How-to Guide: Molecular Clustering with Three Specialized Floes

This guide details the philosophy behind the molecular clustering offerings (the ethos) and provides a framework for selecting the appropriate floe based on your drug discovery stage, dataset size, and goal (the when to use).

The Clustering Ethos: The Tiered Approach

The clustering strategy follows a “tiered clustering” philosophy, specifically designed to tame unfeasibly large hit lists and reduce output from tools like Gigadock and FastROCS to a manageable, “sensible” size within Orion.

The selection of the clustering method is based on molecule count. The core strategy is a tiered approach to data reduction:

Tier I Clustering: Clustering: 2D Scaffold Floe: The process is designed to reduce 10⁶–10⁷ hits down to 10² cluster heads.
Tier II Clustering: Clustering: 2D Fingerprint, up to 100K compounds Floe: For input up to 100K molecules.
Tier III Clustering: Clustering: 3D Shape/Color, ~10K compounds: For input less than or equal to 10K molecules.

For the Tier I scale, we use the Clustering: 2D Scaffold (~25M compounds) Floe to:

Preprocess molecules (remove non-drug-like molecules and optionally replace heavy atoms).
Use Bemis-Murcko-based scaffolds to cluster molecules together.
Reserve subsamples from each cluster (molecule core) to provide reliable and diverse subsets.
Create a statistical floe report to provide more insights into data.
Shuffle and arrange molecules with common scaffolds to the same shards.

For the Tier II and III scales, we use the Clustering: 2D Fingerprint (≤100K compounds) Floe and the Clustering: 3D Shape/Color (~10K compounds) Floe, respectively, to:

By default, perform K-medoids, DBSCAN, and hierarchical clustering (with the option to remove one or more techniques).
Make calculated distance matrices reusable for future clustering iterations.
Subsample either randomly or based on a given hit list.
Create statistical floe reports to provide more insights into data.

While the fundamental clustering aspects of both Tier II and III are the same, they differ in pairwise molecule distance computation.
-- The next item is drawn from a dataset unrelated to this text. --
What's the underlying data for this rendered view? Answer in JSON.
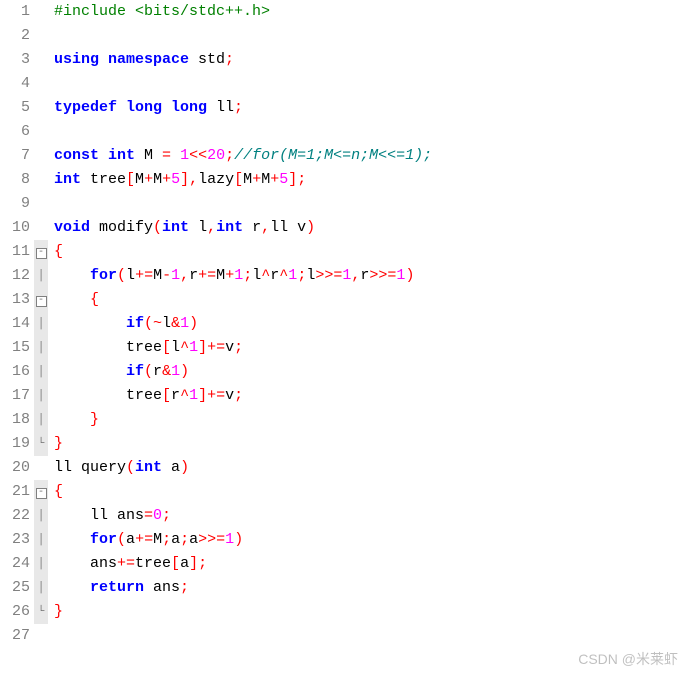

Tier II uses 2D fingerprints and offers a choice to change the fingerprint type (tree, circular, path, MACCS, or Lingo).
Tier III uses 3D ROCS-based distance calculations and offers a choice to calculate distance based on shape, color, or a combination of both. By default, it calculates a single conformer. However, if multiple conformers are provided, the distance is calculated using the minimum distance between all conformers. Users can also choose the option to overlap or overlay to calculate molecule similarity.
Both floes output a collection that contains the computed distance matrix. Users can utilize this to recalibrate clustering parameters to get better results.

This table shows additional details for the use cases of the three floes.

Floe Name	Clustering Type	Max Size	Input Type	Target
Clustering: 2D Scaffold	Scaffold	10⁷	Collection or File	HTS/VS
Clustering: 2D Fingerprint, up to 100K compounds	Fingerprint	10⁵	Data Record	Hit-to-Lead
Clustering: 3D Shape/Color, ~10K compounds	3D Fixed Pose	10⁴	Data Record	Hit-to-Lead

Cost Estimates

The following tables show estimates for cost and time based on input size.

Clustering: 2D Scaffold (~25M)

Input Size	Cost ($)	Time (hr)
1M	4	1.5
5M	13	3.5
10M	26	6
23M	65	22

Clustering: 2D Fingerprints (≤100K)

Input Size	Cost ($)	Time
1K	2	3 min
2.5K	2	12 min
10K	3	15 min
20K	3	50 min
40K	3	50 min
50K	4	1.5 hr
60K	5	2 hr
70K	15	7 hr
80K	20	8 hr

Clustering: 3D Color/Shape (~10K)

Input Size	Cost ($)	Time
1K	2	36 min
2K	5	44 min
5K	6	3 hr
10K	150	7 hr

Scaling Up

To make the clustering step run faster (especially for larger datasets), here are a few tips.

K-medoid: Keep the Number of K-Medoids Clusters parameter low. For a dataset of 10K, and a K-medoid cluster head of 50, it takes about 8 hours to run, costing about $10. In the Advanced: K-medoid parameter group, using k-medoids++ as the option in the Medoid Initialization Method parameter increases the speed of the floe.
Hierarchical: To increase the speed, remove the Distance Threshold parameter. In the Advanced: Hierarchical parameter group, set Compute Full Tree to False and set an appropriate number for the Number of Hierarchical Clusters (like K-medoid, 3–5 are good defaults but it may vary with individual data).

To make the distance matrix computation faster:

Choose the MACCS fingerprint type.
For the Clustering: 3D Shape/Color Floe, having the Calculate Minimum Similarity for Multi-conformer parameter include the full conformer distance matrix can get computationally expensive. We recommend turning the Auto Tile Size to Off and setting the tile size cube parameter to 50 in the Make 3D Similarity Tiles Cube.